Kental Nuansa Politik, Qoriah Terbaik Tingkat Jawa Barat Asal Garut Gagal Tampil Di MTQ Nasional

Garut, Pojokberita.co.id,- Kekecewaan terlihat dari raut muka pasangan suami isteri H. Ahmad Nasir (63) dan Hj Dede Tini.(60) warga kampung Pasirwangi, RT. 01, RW. 04 desa Pasir wangi, Kecamatan Pasirwangi, Kabupaten Garut.

Masuk akal jika ke dua orang tua dari Siti Mutaali Rahmah, (14) yang merupakan qoriah tingkat 1 Provinsi Jawa Barat yang gagal tampil pada Musabaqah Tilawatil Quran (MTQ) Nasional ke 29, tingkat anak-anak di Banjarmasin Kalimantan Selatan dengan alasan yang tidak jelas.

Read More
H. Ahmad Nasir

Menurut H. Ahmad Nasir, yang diwawancarai di Sekretariat KLB, Jalan Cimanuk, Garut, putrinya yang sekarang berada di puncak prestasi dengan menyabet sejumlah juara di beberapa event juga juara 1 MTQ tingkat Jabar seharusnya punya peluang tampil di MTQ Nasional ke 29 ini, Rabu (12/10).

“Saya mendapat arahan dari Ketua Lembaga Pengembangan Tilawatil Qur’an (LPTQ) Jawa Barat bahwa qariah tingkat anak-anak yang tampil dalam MTQ Nasional kali ini digantikan oleh juara 3 yang berasal dari Tasikmalaya,” ujarnya dengan nada kecewa.

Bagi ayahanda Siti Mutaali Rahmah yang tengah menimba ilmu di kelas 9, SMP Negeri 2 Garut keputusan mengganti anaknya yang jelas-jelas juara 1 Jawa Barat dengan juara 3 merupakan pukulan telak.

“Setelah anak saya dipastikan tidak bisa tampil pada peluang hari Kamis (13/10), kami langsung pesen tiket dengan biaya sendiri dan pulang dengan penuh kekecewaan,” katanya.

Hj.

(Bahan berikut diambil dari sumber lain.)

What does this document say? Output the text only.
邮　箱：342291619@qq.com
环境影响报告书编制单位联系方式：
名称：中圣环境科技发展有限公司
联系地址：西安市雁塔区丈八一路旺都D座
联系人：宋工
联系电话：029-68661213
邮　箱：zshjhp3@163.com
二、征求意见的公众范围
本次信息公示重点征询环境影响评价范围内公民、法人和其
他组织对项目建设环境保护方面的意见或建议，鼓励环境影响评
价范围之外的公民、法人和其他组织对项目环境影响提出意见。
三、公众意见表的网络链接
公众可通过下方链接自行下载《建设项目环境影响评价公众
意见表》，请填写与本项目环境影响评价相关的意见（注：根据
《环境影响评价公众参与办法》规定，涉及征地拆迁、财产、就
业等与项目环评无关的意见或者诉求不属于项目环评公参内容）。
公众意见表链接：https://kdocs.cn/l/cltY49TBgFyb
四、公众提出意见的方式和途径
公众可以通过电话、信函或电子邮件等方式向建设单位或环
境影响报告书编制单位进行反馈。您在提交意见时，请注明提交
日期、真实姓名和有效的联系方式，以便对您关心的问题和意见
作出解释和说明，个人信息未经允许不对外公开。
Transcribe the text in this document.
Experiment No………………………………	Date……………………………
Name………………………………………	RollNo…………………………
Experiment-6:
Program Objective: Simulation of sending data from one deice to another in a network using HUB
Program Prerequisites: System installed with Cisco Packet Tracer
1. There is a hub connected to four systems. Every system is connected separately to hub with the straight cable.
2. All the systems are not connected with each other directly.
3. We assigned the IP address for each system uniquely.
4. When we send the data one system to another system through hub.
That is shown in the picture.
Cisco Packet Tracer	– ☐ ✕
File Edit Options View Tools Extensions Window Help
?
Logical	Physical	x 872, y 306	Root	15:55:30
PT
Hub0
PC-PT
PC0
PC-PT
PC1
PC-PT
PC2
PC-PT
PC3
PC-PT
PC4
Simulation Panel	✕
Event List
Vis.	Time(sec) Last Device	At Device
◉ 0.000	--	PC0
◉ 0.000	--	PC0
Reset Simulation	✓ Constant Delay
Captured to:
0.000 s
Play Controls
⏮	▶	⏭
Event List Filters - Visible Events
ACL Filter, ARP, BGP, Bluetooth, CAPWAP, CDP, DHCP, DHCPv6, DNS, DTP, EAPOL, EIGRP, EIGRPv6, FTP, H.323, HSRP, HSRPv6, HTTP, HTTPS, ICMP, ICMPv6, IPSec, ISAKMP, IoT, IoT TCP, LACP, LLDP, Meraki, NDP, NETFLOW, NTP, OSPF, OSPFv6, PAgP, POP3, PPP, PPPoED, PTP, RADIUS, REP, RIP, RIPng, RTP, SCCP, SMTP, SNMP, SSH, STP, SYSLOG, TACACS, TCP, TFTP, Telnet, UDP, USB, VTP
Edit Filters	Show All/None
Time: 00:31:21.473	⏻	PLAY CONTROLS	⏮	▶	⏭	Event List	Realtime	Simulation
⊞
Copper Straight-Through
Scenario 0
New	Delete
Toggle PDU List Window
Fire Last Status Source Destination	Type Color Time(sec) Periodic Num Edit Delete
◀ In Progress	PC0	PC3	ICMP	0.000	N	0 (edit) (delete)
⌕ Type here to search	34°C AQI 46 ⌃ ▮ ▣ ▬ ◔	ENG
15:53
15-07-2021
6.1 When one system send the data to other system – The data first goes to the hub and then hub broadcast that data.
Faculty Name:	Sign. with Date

Dede Tini

Hal senada diungkapkan pula oleh ibunda Siti, Hj Dede Tini dengan tertunduk lesu dia menyebutkan belum dapat menerima kenyataan pahit ini.

“Kami bingung mesti mencari keadilan ke mana,?, ini pasti ada yang salah, pak Gubernur, pak Wakil Gubernur, Pak Ketua LPTQ Jabar tolong dong bersikap fair, jangan bunuh karakter anak kami,” ujarnya dengan berkaca-kaca.

Kasus ini ditanggapi serius oleh Lembaga Swadaya Masyarakat (LSM) Gerakan Anak Indonesia Bersatu (GAIB) melalui Ketua nya H. Fazri Irawan yang akrab disapa H Ferry menyebutkan, pembatalan penampilan Siti Mutaali Rahmah sangat kental dengan nuansa politik.

“Kita menduga adanya kepentingan politik dari petinggi di pemangku kebijakan tingkat Provinsi, sehingga tega membunuh karakter yang jelas-jelas prestasinya dua tingkat diatas qori yang ditampilkan,” ujarnya.

H. Fery

H. Fery menegaskan dengan adanya kasus seperti ini sudah saatnya masyarakat Garut ýang perduli dengan nilai-nilai prestasi bersatu m, bangkit melawan ketidak adilan.

“Ananda Siti ini adalah asset daerah yang harus mendapat perhatian dari semua pihak, jika persoalan ini tidak ada titik temu, kami akan lakukan upaya hukum, jika perlu kita juga akan lakukan aksi turun ke jalan,” pungkasnya. (***).